Although Region 2 offers the **highest average reserves (95k barrels)** across all regions, its **bootstrapped profit distribution reveals significant risk**. With a **13.1% chance of loss** and a confidence interval that dips nearly **2 million below zero**, Region 2 fails to meet the required risk tolerance.

The **wide and asymmetric confidence interval** suggests that well performance in Region 2 is **highly variable**, making outcomes less predictable.
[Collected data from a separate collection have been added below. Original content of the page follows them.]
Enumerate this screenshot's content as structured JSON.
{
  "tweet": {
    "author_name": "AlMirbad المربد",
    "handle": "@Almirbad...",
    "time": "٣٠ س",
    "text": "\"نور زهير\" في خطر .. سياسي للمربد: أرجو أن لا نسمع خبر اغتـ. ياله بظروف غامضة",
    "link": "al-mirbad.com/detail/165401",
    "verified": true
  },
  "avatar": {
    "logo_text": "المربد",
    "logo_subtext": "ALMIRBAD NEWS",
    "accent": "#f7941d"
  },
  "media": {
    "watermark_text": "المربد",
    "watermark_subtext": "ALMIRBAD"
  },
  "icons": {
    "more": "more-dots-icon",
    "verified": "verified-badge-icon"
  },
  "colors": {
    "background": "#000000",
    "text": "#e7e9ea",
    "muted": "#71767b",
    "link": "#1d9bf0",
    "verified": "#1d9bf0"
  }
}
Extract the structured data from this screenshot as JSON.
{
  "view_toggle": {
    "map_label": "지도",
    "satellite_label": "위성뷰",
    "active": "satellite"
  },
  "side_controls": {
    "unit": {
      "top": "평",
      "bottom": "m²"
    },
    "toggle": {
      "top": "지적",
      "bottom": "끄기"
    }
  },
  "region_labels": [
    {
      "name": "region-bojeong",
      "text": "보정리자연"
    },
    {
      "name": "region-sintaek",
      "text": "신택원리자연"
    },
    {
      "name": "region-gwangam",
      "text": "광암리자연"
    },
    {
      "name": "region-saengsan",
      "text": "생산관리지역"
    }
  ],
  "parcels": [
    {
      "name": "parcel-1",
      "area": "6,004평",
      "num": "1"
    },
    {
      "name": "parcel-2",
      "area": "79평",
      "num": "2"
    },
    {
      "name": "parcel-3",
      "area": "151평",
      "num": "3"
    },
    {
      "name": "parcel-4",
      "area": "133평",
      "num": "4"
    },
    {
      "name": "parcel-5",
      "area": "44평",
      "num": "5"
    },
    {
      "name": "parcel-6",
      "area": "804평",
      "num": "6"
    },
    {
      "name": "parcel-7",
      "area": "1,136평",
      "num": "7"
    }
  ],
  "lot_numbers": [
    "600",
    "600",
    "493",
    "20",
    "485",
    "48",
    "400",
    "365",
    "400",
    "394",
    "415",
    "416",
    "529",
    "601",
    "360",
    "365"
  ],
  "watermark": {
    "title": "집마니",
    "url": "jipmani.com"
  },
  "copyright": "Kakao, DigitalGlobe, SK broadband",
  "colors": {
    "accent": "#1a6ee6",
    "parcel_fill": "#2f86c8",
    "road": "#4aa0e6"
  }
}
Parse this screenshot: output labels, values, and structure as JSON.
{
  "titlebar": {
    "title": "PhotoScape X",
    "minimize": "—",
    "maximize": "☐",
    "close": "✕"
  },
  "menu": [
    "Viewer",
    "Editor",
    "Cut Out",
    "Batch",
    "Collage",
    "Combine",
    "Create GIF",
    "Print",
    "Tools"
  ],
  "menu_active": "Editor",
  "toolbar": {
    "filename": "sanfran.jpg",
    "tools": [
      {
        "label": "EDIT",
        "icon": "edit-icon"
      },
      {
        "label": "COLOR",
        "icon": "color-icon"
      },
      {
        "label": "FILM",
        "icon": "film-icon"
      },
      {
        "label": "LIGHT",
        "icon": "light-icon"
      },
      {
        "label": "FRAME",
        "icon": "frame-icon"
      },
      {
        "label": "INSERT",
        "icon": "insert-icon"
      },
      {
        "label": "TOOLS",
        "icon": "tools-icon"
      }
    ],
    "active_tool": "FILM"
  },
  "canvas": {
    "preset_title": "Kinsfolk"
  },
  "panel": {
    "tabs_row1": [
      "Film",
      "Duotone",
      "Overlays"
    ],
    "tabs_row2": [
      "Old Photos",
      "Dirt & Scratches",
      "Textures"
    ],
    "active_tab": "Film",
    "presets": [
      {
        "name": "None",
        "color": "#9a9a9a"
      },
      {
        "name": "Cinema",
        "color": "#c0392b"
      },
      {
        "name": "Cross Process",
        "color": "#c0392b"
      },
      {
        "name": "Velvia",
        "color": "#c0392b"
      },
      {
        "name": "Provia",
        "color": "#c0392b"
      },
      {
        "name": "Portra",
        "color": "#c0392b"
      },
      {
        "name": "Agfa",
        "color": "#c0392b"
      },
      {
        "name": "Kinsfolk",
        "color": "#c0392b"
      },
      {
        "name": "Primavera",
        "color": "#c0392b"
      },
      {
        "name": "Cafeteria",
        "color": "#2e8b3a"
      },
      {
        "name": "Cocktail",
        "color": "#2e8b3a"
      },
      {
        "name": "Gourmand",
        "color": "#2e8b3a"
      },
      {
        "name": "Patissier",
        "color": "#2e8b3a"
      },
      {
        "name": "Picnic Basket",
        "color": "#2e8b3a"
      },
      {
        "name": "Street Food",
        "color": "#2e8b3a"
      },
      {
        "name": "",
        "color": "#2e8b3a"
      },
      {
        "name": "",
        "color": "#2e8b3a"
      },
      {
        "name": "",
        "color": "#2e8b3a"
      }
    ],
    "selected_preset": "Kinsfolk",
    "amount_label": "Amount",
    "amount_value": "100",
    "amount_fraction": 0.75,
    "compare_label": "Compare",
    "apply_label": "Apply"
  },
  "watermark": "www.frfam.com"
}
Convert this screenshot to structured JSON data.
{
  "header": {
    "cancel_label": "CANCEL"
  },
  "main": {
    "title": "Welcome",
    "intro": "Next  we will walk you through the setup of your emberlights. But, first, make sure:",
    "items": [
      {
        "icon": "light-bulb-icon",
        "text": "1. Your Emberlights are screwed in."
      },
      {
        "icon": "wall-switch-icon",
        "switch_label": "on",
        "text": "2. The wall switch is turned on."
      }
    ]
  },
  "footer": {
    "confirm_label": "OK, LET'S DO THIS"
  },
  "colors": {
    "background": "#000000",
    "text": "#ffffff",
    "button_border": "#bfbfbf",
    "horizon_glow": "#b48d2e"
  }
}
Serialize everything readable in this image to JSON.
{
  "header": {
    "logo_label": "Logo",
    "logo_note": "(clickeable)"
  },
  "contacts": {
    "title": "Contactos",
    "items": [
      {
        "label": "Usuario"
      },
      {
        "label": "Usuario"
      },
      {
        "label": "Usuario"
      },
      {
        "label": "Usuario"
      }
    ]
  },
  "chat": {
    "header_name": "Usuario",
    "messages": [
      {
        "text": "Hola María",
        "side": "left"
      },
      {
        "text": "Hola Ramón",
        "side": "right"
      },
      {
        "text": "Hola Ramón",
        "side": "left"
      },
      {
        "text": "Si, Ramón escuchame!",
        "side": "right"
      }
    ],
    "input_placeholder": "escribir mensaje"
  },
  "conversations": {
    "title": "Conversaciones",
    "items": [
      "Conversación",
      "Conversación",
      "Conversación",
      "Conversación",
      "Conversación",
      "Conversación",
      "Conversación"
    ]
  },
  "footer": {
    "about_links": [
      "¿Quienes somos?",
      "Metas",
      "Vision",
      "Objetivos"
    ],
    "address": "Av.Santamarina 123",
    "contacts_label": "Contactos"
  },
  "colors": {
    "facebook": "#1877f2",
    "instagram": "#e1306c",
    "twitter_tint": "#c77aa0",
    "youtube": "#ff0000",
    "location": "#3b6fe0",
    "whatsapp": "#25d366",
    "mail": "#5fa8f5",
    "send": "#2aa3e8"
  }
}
While some top-performing wells contribute to strong profits in certain samples, others fall far short, leading to a higher risk of negative return.
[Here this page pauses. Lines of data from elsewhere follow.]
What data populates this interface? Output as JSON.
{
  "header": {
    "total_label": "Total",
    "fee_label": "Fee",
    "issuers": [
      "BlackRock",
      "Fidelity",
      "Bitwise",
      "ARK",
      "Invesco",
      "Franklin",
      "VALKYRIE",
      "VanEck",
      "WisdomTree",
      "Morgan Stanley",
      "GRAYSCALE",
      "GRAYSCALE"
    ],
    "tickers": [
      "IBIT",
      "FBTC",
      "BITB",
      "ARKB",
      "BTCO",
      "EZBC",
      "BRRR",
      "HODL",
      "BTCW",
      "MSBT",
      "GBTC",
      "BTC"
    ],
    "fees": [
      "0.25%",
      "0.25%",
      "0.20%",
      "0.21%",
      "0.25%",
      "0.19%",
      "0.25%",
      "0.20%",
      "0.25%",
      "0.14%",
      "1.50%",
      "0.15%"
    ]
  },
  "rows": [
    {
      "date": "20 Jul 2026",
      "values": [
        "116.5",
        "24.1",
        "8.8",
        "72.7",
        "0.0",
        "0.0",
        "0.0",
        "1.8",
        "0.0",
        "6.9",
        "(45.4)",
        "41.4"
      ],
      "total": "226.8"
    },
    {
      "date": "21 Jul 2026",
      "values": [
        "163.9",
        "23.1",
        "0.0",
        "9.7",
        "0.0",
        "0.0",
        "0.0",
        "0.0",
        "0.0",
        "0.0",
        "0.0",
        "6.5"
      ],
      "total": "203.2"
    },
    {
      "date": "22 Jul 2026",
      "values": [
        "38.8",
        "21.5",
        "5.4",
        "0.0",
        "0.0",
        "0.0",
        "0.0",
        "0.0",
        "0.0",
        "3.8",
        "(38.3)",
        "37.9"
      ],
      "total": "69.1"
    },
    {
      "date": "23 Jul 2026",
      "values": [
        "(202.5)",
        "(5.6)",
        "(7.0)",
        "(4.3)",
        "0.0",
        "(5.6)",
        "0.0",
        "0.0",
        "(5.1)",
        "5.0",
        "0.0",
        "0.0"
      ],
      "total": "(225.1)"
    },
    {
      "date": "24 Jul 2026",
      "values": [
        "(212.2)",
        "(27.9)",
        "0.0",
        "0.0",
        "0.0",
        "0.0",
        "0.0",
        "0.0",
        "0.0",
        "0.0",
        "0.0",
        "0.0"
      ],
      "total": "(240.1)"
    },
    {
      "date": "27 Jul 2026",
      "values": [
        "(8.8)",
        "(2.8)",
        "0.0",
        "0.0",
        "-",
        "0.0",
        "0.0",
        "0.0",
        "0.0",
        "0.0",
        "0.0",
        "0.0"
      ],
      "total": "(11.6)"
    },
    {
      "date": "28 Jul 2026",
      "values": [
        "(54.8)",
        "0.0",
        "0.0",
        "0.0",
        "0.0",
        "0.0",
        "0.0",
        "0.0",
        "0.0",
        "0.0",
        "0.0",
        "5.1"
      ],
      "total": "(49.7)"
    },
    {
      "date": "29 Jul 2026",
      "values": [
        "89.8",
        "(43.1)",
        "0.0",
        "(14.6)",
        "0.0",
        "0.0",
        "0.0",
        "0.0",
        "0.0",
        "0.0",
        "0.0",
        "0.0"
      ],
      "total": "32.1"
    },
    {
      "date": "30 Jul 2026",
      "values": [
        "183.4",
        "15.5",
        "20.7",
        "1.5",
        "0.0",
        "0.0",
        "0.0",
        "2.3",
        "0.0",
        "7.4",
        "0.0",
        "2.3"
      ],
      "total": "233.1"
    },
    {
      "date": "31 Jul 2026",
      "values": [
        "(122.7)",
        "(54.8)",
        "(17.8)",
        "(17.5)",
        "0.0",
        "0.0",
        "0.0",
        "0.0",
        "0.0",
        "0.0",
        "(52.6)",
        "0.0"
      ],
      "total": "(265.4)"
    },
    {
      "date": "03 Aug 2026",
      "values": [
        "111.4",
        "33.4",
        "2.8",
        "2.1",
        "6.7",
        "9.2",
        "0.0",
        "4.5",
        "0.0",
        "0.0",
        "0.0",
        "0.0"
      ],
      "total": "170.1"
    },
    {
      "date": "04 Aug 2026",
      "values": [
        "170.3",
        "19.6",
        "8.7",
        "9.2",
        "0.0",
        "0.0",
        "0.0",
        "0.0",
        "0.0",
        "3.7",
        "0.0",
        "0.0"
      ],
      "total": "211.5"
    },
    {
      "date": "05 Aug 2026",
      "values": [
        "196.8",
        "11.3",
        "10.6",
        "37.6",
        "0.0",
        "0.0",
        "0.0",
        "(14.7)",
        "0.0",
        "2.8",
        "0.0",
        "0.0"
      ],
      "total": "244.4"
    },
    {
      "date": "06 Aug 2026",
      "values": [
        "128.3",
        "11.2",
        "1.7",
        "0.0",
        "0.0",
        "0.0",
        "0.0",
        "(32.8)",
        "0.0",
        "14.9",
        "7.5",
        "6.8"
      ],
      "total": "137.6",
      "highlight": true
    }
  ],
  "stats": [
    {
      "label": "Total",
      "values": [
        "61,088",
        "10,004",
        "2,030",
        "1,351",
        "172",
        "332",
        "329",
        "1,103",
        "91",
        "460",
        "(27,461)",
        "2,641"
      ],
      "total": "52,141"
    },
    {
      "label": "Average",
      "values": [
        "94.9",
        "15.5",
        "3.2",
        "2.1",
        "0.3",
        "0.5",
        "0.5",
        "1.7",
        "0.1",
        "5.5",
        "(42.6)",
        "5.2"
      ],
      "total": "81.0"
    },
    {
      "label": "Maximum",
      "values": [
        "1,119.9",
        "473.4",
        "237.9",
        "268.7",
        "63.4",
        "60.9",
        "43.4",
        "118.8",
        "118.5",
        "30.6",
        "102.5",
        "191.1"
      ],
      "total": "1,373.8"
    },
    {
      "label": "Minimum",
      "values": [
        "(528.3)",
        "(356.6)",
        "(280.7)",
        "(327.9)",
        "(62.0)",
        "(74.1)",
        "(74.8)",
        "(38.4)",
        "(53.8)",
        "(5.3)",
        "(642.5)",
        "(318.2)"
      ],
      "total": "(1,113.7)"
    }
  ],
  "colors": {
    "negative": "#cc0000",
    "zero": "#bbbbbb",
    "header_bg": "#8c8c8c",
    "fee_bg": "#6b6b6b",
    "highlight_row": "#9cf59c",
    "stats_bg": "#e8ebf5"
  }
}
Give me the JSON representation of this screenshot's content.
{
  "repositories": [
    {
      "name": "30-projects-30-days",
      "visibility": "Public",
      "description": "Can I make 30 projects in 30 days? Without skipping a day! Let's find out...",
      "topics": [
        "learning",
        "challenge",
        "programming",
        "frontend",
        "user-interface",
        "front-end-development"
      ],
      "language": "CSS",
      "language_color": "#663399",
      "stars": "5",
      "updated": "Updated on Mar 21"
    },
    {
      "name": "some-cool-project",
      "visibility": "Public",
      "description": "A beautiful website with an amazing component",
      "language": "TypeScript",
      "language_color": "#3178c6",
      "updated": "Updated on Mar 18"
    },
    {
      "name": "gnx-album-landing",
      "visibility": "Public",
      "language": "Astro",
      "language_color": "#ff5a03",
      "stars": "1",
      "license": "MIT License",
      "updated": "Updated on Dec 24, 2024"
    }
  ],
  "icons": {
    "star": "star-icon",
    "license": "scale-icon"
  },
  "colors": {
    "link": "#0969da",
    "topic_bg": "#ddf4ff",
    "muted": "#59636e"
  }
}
Given this volatility, Region 2 is **not recommended for development** under the current investment constraints.

In [None]:
# Plot histogram of profits for all 3 regions
plt.figure(figsize=(12, 6))

plt.hist(region_0_bs, bins=50, alpha=0.6, label='Region 0', color='skyblue')
plt.hist(region_1_bs, bins=50, alpha=0.6, label='Region 1', color='lightgreen')
plt.hist(region_2_bs, bins=50, alpha=0.6, label='Region 2', color='salmon')

plt.title('Bootstrapped Profit Distribution by Region')
plt.xlabel('Profit ($)')
plt.ylabel('Frequency')
plt.legend()
plt.grid(True)
plt.tight_layout()

## Risk and Confidence Final Summary

| Region   | Average Profit     | 95% Confidence Interval       | Loss Probability |
|----------|--------------------|-------------------------------|------------------|
| Region 0 | 4.37 million      | -656K to 9.37M              | **4.4%**       |
| Region 1 | 4.17 million      | 525K to 8.12M               | **1.3%**       |
| Region 2 | 3.12 million      | -1.98M to 8.27M             | **13.1%**      |

Only **Region 1** meets the risk criteria, with a loss probability below the **2.5% threshold** required for investment.

- **Region 1** stands out as the **only low-risk option**, offering consistent profits and the **lowest prediction error (1.29%)**.
- **Region 0** has similar average returns but a higher probability of loss and a confidence interval that includes negative values.
- **Region 2**, despite having the highest average reserves, is the **most volatile**, with a large spread in outcomes and the highest risk of financial loss.

# Final Recommendation

After evaluating all three regions across key business and modeling criteria, I recommend **developing Region 1**.

### Justification:

| Factor                  | Region 0               | Region 1               | Region 2               |
|-------------------------|------------------------|------------------------|------------------------|
| **Model Accuracy**      | RMSE = 37.66 (high error) | RMSE = 0.89 (lowest error) | RMSE = 40.08 (high error) |
| **Avg. Profit**         | 4.37M                 | 4.17M                 | 3.12M                 |
| **Risk (Loss %)**       | 4.4%                | 1.3%                | 13.1%               |
| **Confidence Interval** | -656K to 9.37M       | 525K to 8.12M        | -1.98M to 8.27M      |

### Summary:
- **Region 1** is the **only region** that meets the required **risk threshold** of less than 2.5%.
- It has the **lowest RMSE (0.89)** and **most accurate predictions**, enabling better selection of top-performing wells.
- Its **confidence interval is fully above zero**, reflecting more consistent returns than Region 0 and significantly less risk than Region 2.
- While Region 0 has slightly higher profit on average, it **exceeds the acceptable risk level** and includes a chance of loss.

### Business Decision:
> **Invest in Region 1.**  
> It delivers strong returns, meets the company’s risk policy, and offers the **best trade-off between profit and reliability**—critical for high-stakes oil well development.